Les aspirations des classes populaires restent à gauche

Annie et Brigitte regardent à gauche : en avril, elles ne voteront ni Le Pen, ni Zemmour, ni Macron ». © Mathieu Dréan

Si le vote populaire pour l’extrême droite progresse depuis les années 1980, les attentes qui s’expriment, notamment envers les sujets économiques et sociaux, sont toujours très marquées à gauche.

Les classes populaires se seraient droitisées ? Si la progression du Rassemblement national dans l’électorat de ces catégories est réelle, elle est à relativiser du fait d’une très forte abstention et n’est pas représentative de leurs véritables préoccupations. Selon une enquête réalisée au printemps 2021 par l’Ifop pour « l’Humanité Dimanche », plus que la lutte contre l’immigration, ce sont des mesures sociales qui sont attendues.
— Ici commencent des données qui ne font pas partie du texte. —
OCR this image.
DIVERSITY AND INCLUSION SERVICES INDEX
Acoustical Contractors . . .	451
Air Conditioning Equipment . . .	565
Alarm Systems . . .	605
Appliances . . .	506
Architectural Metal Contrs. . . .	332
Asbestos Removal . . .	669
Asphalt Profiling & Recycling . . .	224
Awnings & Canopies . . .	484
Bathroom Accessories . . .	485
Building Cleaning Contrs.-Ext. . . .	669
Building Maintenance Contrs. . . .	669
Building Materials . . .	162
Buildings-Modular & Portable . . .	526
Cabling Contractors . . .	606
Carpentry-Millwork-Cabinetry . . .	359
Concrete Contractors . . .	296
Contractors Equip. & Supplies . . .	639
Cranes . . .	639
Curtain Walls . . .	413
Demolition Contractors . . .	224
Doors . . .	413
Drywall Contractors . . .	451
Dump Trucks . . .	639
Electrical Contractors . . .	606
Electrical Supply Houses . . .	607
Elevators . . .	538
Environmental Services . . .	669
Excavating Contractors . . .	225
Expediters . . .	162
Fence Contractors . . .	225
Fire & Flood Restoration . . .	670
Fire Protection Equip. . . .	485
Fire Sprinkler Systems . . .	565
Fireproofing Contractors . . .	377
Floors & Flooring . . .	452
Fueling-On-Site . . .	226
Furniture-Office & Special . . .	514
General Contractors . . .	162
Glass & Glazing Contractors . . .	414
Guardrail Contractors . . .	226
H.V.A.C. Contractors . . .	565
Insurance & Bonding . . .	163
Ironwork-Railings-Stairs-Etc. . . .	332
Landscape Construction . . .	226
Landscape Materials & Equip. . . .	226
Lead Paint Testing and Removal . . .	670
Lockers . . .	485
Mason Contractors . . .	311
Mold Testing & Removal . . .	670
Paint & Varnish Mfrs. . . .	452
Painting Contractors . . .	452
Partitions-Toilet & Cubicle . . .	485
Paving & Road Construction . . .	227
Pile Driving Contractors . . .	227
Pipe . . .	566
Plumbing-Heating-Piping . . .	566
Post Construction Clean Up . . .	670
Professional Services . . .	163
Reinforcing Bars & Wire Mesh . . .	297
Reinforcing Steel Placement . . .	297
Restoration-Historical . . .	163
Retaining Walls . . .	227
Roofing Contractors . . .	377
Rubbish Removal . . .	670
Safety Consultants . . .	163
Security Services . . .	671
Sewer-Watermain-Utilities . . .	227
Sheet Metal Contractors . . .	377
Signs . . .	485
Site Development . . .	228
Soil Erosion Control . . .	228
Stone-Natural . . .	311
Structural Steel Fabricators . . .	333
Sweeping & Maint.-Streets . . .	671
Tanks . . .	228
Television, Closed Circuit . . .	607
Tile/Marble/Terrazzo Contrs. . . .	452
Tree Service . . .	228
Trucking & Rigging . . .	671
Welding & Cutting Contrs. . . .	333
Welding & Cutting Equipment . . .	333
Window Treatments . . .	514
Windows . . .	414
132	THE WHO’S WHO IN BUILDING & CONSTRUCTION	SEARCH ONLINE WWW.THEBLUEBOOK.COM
Parmi les classes populaires, ils sont 91 % à demander un grand plan pour les services publics, 86 % à vouloir l’augmentation du Smic, 82 % à être favorables à la taxation des dividendes… Des mesures que seule la gauche met réellement sur la table. Même s’il lui reste à convaincre. « Il y a sans doute eu une perte de confiance à l’égard de la gauche, le quinquennat Hollande y est pour beaucoup, analyse le sociologue Ugo Palheta. La gauche doit pouvoir porter un discours clair, avec des propositions ambitieuses, de rupture, pour regagner cette confiance. C’est aussi comme cela qu’elle pourra combattre la montée de l’extrême droite. »

Celle-ci a en effet su adapter son discours au regard des réelles aspirations des classes populaires, sans pour autant bouleverser le fond d’un programme conservateur et libéral, que Marine Le Pen met d’ailleurs davantage en avant qu’en 2017. D’après une autre étude, réalisée par OpinionWay en septembre 2021, pour les ouvriers, les employés, le « pouvoir d’achat » (52 %) et la « protection sociale » (42 %) arrivent en tête des « enjeux qui compteront le plus au moment de voter pour l’élection présidentielle », devant la sécurité et l’immigration.
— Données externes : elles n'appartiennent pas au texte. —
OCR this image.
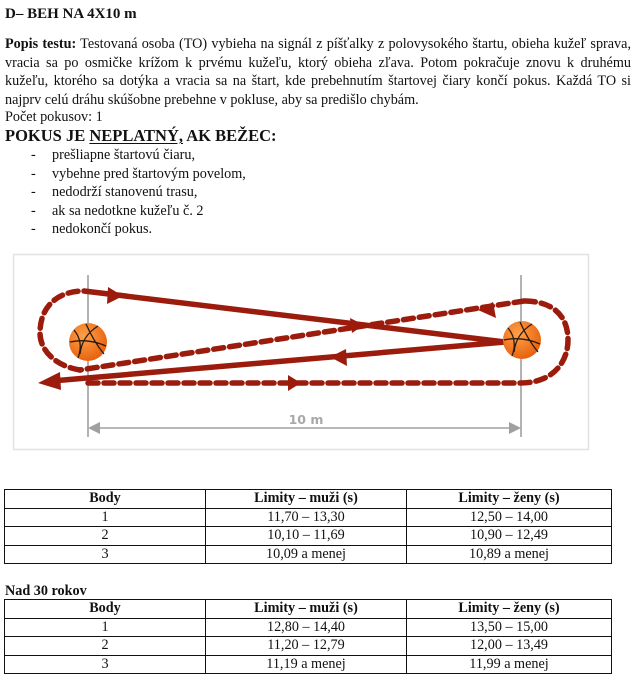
D– BEH NA 4X10 m
Popis testu: Testovaná osoba (TO) vybieha na signál z píšťalky z polovysokého štartu, obieha kužeľ sprava, vracia sa po osmičke krížom k prvému kužeľu, ktorý obieha zľava. Potom pokračuje znovu k druhému kužeľu, ktorého sa dotýka a vracia sa na štart, kde prebehnutím štartovej čiary končí pokus. Každá TO si najprv celú dráhu skúšobne prebehne v pokluse, aby sa predišlo chybám.
Počet pokusov: 1
POKUS JE NEPLATNÝ, AK BEŽEC:
- prešliapne štartovú čiaru,
- vybehne pred štartovým povelom,
- nedodrží stanovenú trasu,
- ak sa nedotkne kužeľu č. 2
- nedokončí pokus.
10 m
Body	Limity – muži (s)	Limity – ženy (s)
1	11,70 – 13,30	12,50 – 14,00
2	10,10 – 11,69	10,90 – 12,49
3	10,09 a menej	10,89 a menej
Nad 30 rokov
Body	Limity – muži (s)	Limity – ženy (s)
1	12,80 – 14,40	13,50 – 15,00
2	11,20 – 12,79	12,00 – 13,49
3	11,19 a menej	11,99 a menej
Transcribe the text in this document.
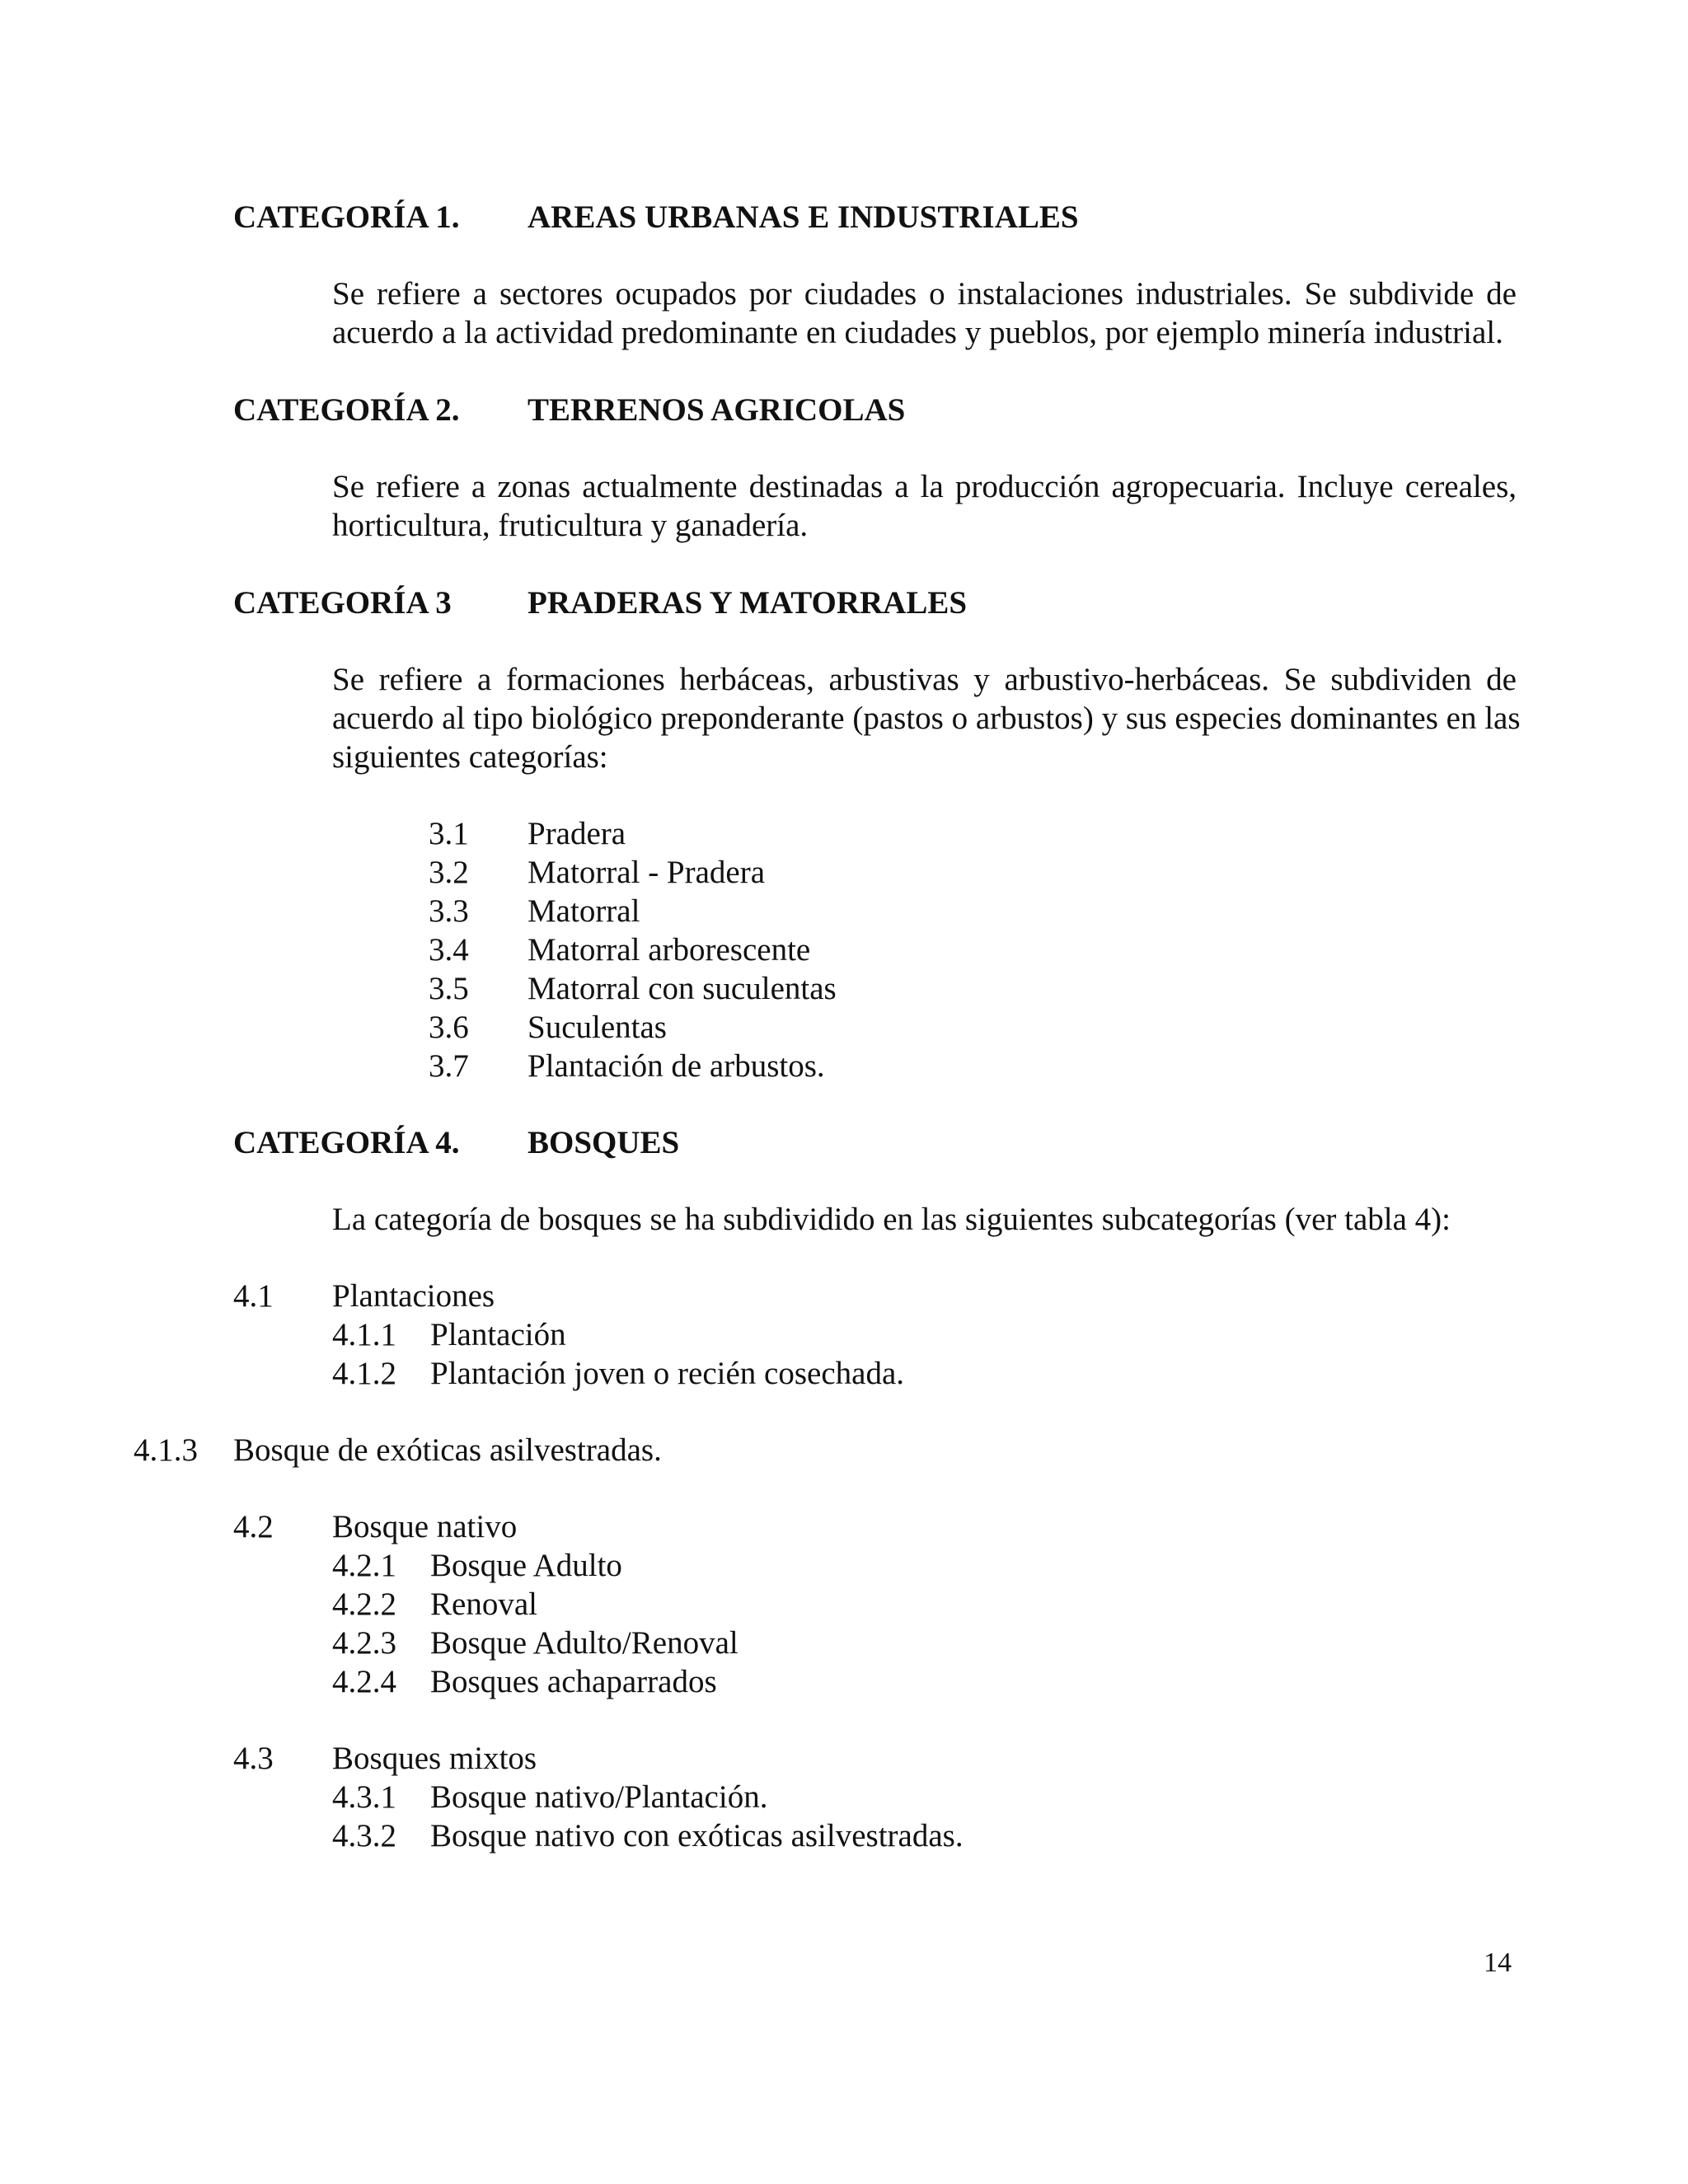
CATEGORÍA 1. AREAS URBANAS E INDUSTRIALES
Se refiere a sectores ocupados por ciudades o instalaciones industriales. Se subdivide de
acuerdo a la actividad predominante en ciudades y pueblos, por ejemplo minería industrial.
CATEGORÍA 2. TERRENOS AGRICOLAS
Se refiere a zonas actualmente destinadas a la producción agropecuaria. Incluye cereales,
horticultura, fruticultura y ganadería.
CATEGORÍA 3 PRADERAS Y MATORRALES
Se refiere a formaciones herbáceas, arbustivas y arbustivo-herbáceas. Se subdividen de
acuerdo al tipo biológico preponderante (pastos o arbustos) y sus especies dominantes en las
siguientes categorías:
3.1 Pradera
3.2 Matorral - Pradera
3.3 Matorral
3.4 Matorral arborescente
3.5 Matorral con suculentas
3.6 Suculentas
3.7 Plantación de arbustos.
CATEGORÍA 4. BOSQUES
La categoría de bosques se ha subdividido en las siguientes subcategorías (ver tabla 4):
4.1 Plantaciones
4.1.1 Plantación
4.1.2 Plantación joven o recién cosechada.
4.1.3 Bosque de exóticas asilvestradas.
4.2 Bosque nativo
4.2.1 Bosque Adulto
4.2.2 Renoval
4.2.3 Bosque Adulto/Renoval
4.2.4 Bosques achaparrados
4.3 Bosques mixtos
4.3.1 Bosque nativo/Plantación.
4.3.2 Bosque nativo con exóticas asilvestradas.
14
Selon l’Ifop, en janvier 2020, le changement prioritaire à apporter, d’après les ouvriers et les employés, concerne « les écarts de revenus et de richesses ». « Marine Le Pen a su faire croire qu’elle avait la réponse à ces questions, alors même que les plus précaires seraient les premières victimes de sa politique », observe la philosophe Juliette Grange, auteure du livre « les Néoconservateurs » (Pocket, 2017).
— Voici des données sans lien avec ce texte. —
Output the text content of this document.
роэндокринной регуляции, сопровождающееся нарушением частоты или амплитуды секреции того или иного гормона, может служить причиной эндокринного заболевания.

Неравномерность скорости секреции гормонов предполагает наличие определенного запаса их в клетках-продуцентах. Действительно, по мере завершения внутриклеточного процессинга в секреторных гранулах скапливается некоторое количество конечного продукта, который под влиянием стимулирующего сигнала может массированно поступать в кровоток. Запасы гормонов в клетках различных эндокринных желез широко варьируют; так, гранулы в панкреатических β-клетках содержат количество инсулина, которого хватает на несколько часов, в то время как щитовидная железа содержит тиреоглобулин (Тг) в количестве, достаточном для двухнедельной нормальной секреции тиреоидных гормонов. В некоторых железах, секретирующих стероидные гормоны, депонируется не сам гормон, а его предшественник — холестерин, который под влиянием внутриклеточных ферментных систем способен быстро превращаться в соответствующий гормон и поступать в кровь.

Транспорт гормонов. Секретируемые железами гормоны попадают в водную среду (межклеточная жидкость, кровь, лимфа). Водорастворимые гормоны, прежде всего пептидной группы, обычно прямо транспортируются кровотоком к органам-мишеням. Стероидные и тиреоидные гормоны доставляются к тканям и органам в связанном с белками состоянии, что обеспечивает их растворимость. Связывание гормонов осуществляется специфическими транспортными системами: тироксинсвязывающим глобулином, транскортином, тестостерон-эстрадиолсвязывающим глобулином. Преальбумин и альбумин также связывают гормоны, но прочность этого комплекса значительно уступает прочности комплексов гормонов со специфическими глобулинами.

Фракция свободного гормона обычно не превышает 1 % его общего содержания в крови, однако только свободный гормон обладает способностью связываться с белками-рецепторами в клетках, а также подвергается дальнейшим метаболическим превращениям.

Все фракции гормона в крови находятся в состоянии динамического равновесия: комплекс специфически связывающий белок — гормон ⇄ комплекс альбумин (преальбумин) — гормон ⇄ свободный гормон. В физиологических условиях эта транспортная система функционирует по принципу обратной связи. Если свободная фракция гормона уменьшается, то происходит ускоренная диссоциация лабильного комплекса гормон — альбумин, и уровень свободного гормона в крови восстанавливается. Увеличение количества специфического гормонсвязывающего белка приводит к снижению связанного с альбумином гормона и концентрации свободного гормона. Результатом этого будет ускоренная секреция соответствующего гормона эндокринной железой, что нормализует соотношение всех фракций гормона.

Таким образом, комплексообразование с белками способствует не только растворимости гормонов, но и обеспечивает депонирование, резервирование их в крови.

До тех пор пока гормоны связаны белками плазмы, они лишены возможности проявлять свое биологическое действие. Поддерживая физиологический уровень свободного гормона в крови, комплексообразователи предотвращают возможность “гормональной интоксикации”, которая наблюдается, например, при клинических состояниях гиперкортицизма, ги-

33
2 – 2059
Reste que cette imposture sociale de l’extrême droite est loin de séduire la majorité des classes populaires : « Le vote des ouvriers et employés en faveur de Marine Le Pen et Éric Zemmour est encore annoncé élevé pour la présidentielle mais la colère, la défiance, le sentiment d’abandon qui s’expriment politiquement dans ces catégories se traduisent pour l’heure davantage par un retrait des urnes », relate le politologue Florent Gougou. Une abstention qui, là encore, pourrait être combattue par un projet émancipateur, s’il parvient à être convaincant.